Уже поздно, – у меня открыты все окна, и воздух снаружи нежный, как весной, но почему-то гораздо более юный и хрупкий, чем весной. Почему они изображают весну юной девушкой, почему эта иллюзия все три месяца поет и танцует по бесплодным пустошам? Весна – это тощая и старая тягловая лошадь с выпирающими ребрами, это куча мусора в поле, выбеленная солнцем и дождем до зловещей чис- тоты.
Дорогой мой, через несколько часов ты проснешься и будешь несчастным и недовольным жизнью. Ты будешь в Делавэре, или в Каролине, или где-то еще, это не важно. Я не верю, что кто-либо из живых может всерьез считать себя мимолетным образованием, преходящим наслаждением или необязательным злом. Лишь очень немногие люди, которые подчеркивают тщетность жизни, замечают эту тщетность в самих себе. Вероятно, они считают, что, провозглашая жизнь злом, они каким-то образом спасают свою ценность от гибели, но это не так, даже для нас с тобой.

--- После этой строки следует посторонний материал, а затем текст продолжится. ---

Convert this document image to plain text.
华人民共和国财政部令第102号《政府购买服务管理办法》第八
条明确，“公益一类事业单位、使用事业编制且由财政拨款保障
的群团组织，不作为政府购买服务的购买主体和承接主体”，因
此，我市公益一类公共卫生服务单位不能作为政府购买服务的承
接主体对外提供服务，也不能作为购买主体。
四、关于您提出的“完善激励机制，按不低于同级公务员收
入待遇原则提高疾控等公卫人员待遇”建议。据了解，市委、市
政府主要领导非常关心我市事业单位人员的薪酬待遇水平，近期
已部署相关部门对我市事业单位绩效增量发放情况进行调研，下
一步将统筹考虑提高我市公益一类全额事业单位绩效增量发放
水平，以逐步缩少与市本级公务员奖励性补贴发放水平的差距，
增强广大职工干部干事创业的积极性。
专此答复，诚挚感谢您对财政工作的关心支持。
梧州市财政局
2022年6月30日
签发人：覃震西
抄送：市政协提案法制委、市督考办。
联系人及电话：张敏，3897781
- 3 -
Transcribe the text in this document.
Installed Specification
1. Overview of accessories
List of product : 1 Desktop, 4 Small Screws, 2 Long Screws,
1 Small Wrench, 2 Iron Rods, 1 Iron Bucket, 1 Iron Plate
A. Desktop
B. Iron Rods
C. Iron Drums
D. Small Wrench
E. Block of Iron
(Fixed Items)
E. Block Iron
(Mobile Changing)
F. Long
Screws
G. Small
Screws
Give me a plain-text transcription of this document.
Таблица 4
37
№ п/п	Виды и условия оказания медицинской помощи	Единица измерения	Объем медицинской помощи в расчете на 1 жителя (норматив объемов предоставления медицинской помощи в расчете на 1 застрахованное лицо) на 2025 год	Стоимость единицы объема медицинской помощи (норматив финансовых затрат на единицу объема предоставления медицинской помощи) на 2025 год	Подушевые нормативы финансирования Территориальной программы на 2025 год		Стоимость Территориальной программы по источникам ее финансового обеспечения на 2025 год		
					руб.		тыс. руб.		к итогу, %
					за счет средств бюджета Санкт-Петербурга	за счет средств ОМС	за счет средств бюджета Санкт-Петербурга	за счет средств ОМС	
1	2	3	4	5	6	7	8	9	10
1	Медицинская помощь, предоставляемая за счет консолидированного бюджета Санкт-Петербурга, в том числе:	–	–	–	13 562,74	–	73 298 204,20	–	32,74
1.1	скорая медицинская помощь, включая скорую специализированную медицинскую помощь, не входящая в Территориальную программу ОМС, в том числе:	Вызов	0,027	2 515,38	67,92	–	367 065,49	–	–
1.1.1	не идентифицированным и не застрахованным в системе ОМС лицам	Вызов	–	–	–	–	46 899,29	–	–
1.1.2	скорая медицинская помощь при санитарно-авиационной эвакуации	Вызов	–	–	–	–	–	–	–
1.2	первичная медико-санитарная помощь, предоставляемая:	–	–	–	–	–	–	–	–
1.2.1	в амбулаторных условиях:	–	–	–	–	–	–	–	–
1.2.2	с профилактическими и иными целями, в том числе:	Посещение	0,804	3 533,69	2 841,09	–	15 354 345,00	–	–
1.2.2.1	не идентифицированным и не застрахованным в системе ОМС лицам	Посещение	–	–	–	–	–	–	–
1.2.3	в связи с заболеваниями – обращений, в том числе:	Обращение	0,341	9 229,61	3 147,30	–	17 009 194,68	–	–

…И все же я могу видеть тебя. Я вижу голубую дымку между деревьями, где ты будешь проезжать, слишком красивую, чтобы задержаться надолго. Нет, гораздо чаще будут попадаться красно-желтые квадраты сухой земли, – они будут тянуться вдоль пути, как грязные и шершавые бурые простыни, сохнущие под солнцем, механически колышущиеся и отвратительные. Природа, неопрятная старая ведьма, спит там с каждым фермером, негром или иммигрантом, которому случится возжелать ее…
Теперь ты видишь, что когда ты уехал, я написала письмо, полное презрения и отчаяния. И это лишь означает, что я люблю тебя, Энтони, люблю всем, чем только может любить твоя
Глория».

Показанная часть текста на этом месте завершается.